Langkah selanjutnya adalah mencari tahu jenis gen yang dikendalikan oleh enhancer. Para peneliti menggunakan teknik yang disebut Micro Capture-C, yang memungkinkan pemetaan yang sangat rinci dari jalinan DNA di dalam inti sel. Mereka menemukan penambah hanya menghubungi satu gen, yakni LZTFL1.

LZTFL1 belum pernah dipelajari dengan baik, tetapi penelitian sebelumnya telah mengungkapkan sedikit tentang protein yang dikodekannya, yang terlibat dalam serangkaian sinyal dan komunikasi kompleks seputar penyembuhan luka. Dalam konteks infeksi dan peradangan, kadar LZTFL1 yang rendah mendorong transisi sel paru-paru khusus tertentu menjadi keadaan yang kurang terspesialisasi. Level LZTFL1 yang lebih tinggi memperlambat transisi ini.

 

Transisi tentu terjadi pada pasien Covid-19 yang parah. Tim peneliti memeriksa biopsi paru-paru dari orang yang telah meninggal karena Covid dan menemukan paru-paru mereka dilapisi dengan area yang luas dari sel-sel terdespesialisasi ini. Namun, berlawanan dengan intuisi, prosesnya mungkin merupakan upaya paru-paru untuk melindungi diri mereka sendiri.

Sel paru-paru yang terdespesialisasi memiliki lebih sedikit reseptor ACE2, kenop pintu yang digunakan SARS-CoV-2 untuk memasuki sel. Ada kemungkinan bahwa sel-sel yang terdespesialisasi lebih terlindungi dari pembajakan oleh virus.
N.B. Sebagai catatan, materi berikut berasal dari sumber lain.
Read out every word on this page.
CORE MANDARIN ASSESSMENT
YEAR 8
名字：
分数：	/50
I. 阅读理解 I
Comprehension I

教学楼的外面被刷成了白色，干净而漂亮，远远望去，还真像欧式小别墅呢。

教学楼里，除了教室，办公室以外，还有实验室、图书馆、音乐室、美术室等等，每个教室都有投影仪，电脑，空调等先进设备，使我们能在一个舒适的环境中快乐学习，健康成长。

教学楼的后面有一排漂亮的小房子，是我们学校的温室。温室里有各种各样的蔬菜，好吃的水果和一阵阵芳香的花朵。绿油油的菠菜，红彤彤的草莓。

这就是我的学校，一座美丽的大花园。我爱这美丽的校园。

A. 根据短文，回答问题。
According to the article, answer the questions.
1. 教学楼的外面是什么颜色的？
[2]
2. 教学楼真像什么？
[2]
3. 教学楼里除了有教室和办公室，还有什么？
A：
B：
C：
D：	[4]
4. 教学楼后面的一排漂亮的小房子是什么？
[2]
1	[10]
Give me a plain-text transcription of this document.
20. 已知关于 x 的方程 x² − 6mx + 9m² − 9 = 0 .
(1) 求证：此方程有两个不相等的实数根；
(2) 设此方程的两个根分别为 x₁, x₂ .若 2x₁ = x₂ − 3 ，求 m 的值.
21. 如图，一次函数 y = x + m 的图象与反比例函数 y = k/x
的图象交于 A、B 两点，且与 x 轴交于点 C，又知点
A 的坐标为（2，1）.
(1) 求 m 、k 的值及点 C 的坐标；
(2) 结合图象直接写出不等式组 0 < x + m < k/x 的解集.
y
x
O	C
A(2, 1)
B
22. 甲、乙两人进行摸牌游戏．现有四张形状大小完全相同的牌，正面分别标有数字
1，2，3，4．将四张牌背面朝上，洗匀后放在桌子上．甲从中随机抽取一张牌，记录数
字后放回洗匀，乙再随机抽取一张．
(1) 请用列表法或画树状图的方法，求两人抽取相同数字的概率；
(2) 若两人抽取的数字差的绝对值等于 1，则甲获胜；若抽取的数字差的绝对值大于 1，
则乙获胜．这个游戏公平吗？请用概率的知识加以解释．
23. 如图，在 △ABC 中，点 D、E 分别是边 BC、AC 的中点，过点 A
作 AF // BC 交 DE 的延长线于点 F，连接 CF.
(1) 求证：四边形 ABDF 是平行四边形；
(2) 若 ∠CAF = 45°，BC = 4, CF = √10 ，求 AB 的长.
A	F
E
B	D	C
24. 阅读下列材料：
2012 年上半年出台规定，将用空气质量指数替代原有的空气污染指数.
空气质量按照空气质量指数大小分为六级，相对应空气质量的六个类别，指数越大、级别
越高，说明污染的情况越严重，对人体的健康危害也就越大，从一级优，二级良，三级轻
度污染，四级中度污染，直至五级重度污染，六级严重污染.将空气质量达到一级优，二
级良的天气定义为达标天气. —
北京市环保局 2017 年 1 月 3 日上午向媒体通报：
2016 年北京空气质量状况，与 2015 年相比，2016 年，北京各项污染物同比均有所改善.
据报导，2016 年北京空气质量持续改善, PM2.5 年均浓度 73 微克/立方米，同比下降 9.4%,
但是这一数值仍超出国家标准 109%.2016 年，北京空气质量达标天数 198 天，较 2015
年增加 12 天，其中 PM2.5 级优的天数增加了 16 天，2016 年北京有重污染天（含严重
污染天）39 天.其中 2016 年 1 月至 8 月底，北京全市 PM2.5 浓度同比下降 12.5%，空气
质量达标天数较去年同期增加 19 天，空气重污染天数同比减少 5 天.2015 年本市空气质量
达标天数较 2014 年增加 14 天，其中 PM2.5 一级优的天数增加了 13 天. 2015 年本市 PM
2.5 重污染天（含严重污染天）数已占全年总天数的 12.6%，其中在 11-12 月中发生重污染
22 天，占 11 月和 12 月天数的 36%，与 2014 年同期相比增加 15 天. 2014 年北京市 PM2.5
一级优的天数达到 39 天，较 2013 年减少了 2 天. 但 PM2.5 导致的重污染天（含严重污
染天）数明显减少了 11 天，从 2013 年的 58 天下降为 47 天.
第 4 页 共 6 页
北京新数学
Itu berarti bahwa orang dengan lebih banyak ekspresi LZTFL1, retret pelindung ini diperlambat, memungkinkan virus merusak paru-paru lebih efektif sebelum sel-sel dapat melindungi diri mereka sendiri dalam bentuk baru. Namun, penelitian lebih lanjut tentang kerusakan paru-paru Covid-19 diperlukan untuk membuktikan hal ini. Penemuan pentingnya LZTFL1 dilaporkan di jurnal Nature Genetics pada 4 November, dan dapat mengarah pada penelitian baru tentang perawatan Covid-19.

Baca juga : Infografis Ragam Vaksin Covid-19 di Dunia

Membawa versi gen yang berisiko bukanlah hukuman mati. Gen lain atau faktor non-genetik dapat menurunkan risiko seseorang terkena penyakit parah, bahkan dengan adanya urutan yang berisiko. Karena gen tersebut tidak terlibat dalam sistem kekebalan, maka orang yang membawa versi gen berisiko tinggi cenderung sama responsifnya terhadap vaksinasi Covid-19 seperti orang lain.

"Kami berpikir bahwa vaksinasi akan sepenuhnya menghilangkan efek ini," ujar Davies.